A primer on electronics and circuits

Electricity is everywhere: it powers all our stuff, it can really save lives and make our daily business much easier. You probably already know a few things about electricity: it usually comes to the power outlets in our home from a network that distributes it around the city; it can come in 110/115V or 220V. It’s powerful and it can be really dangerous. That’s pretty much all I knew about electricity when I made my first thingee with electronics… Ah, I also knew that it has something to do with electrons. What else is important to know?

In very basic terms, electricity is the flow of electrons. In certain ways, electricity looks similar to water: electrons will always try to “run” towards the path with least resistance, just like water does. You probably learned something about conductivity at school, some long time ago… Yeah, every thing, every object, and even living beings, they all have different levels of conductivity and resistance. When you stand shoeless on the floor, you are creating a path to the ground in which electricity could potentially flow. That’s why we are told to use shoes when using things that have a shocking hazard. If we don’t, our body can pose as a conductive path, closing a circuit to the ground (GND). But what is a circuit?


A circuit is basically a path in which electricity can flow. Circuits require a power source and something to conduct the electric current. Components are connected to the circuit to harvest the electric current and do things, such as light up, buzz, collect information about the environment… You name it.

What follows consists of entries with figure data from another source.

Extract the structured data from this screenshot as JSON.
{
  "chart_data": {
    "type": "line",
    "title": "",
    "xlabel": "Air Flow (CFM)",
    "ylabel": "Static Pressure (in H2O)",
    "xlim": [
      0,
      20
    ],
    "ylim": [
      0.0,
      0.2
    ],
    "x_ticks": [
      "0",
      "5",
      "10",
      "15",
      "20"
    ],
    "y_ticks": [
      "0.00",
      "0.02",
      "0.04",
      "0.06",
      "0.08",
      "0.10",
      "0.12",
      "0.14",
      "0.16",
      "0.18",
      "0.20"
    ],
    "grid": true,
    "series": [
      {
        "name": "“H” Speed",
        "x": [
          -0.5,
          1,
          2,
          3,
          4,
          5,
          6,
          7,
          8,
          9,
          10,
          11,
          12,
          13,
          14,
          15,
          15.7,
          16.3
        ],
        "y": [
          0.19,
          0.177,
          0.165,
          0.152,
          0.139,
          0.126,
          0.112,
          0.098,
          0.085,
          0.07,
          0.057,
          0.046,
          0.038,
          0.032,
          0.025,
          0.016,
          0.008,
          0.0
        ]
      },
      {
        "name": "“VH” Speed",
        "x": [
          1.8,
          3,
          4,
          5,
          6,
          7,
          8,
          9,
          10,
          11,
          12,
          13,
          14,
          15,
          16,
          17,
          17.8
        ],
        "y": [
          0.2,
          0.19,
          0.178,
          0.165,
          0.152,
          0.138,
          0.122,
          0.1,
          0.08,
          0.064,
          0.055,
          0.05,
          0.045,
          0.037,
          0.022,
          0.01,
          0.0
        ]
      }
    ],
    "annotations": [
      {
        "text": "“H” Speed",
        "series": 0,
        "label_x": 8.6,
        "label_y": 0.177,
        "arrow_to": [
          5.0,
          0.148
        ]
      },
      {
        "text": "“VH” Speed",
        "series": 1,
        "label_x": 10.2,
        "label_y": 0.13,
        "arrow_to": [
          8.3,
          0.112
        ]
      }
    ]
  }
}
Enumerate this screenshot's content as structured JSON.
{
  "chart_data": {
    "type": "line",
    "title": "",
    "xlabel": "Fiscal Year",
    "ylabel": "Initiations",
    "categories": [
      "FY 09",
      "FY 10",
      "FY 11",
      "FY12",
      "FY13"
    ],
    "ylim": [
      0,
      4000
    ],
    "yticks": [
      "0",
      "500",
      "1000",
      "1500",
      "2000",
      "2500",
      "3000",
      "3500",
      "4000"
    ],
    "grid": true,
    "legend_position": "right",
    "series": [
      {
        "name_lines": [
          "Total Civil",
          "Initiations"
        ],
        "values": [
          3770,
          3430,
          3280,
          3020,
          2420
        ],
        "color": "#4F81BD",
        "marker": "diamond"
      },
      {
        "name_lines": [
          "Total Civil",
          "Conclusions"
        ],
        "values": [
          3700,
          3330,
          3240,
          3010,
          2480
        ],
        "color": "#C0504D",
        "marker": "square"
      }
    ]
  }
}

A tool like Fritzing can be used to design circuits and make them easier to share. Like this:


Components are the building blocks of electronics. LEDs, resitors, diodes, buttons, capacitors… when put together the right way, they can create awesome stuff. Once you get the hang of one or two components, you’ll see that things follow a certain pattern and you will be able to use pretty much any component, given it’s well documented (most are). Prototyping always requires a lot of research, but if you are a coder you are used to that. Using a new component is like using a new library: first you’ll research to see if it does what you think it does, and how complicated it is to get things up and running: if there are dependencies, what sort of input it expects and what is the output produced. From there, you will see if you need any other libraries (components) and how you connect it to the rest of the project.

Most components will have at least two “legs”, one for the power source and the other one for GND (ground). Some components don’t care which “leg” is connected to power or gnd, which means current can flow thought it in any direction. Other components, like diodes and LEDs (which are in fact light emitting diodes), will require that current flows in a specific direction. I’m this case you’ll have to know which leg is which – this information will be available on the component documentation. An LED will usually have a shorter leg to identify which one is the GND.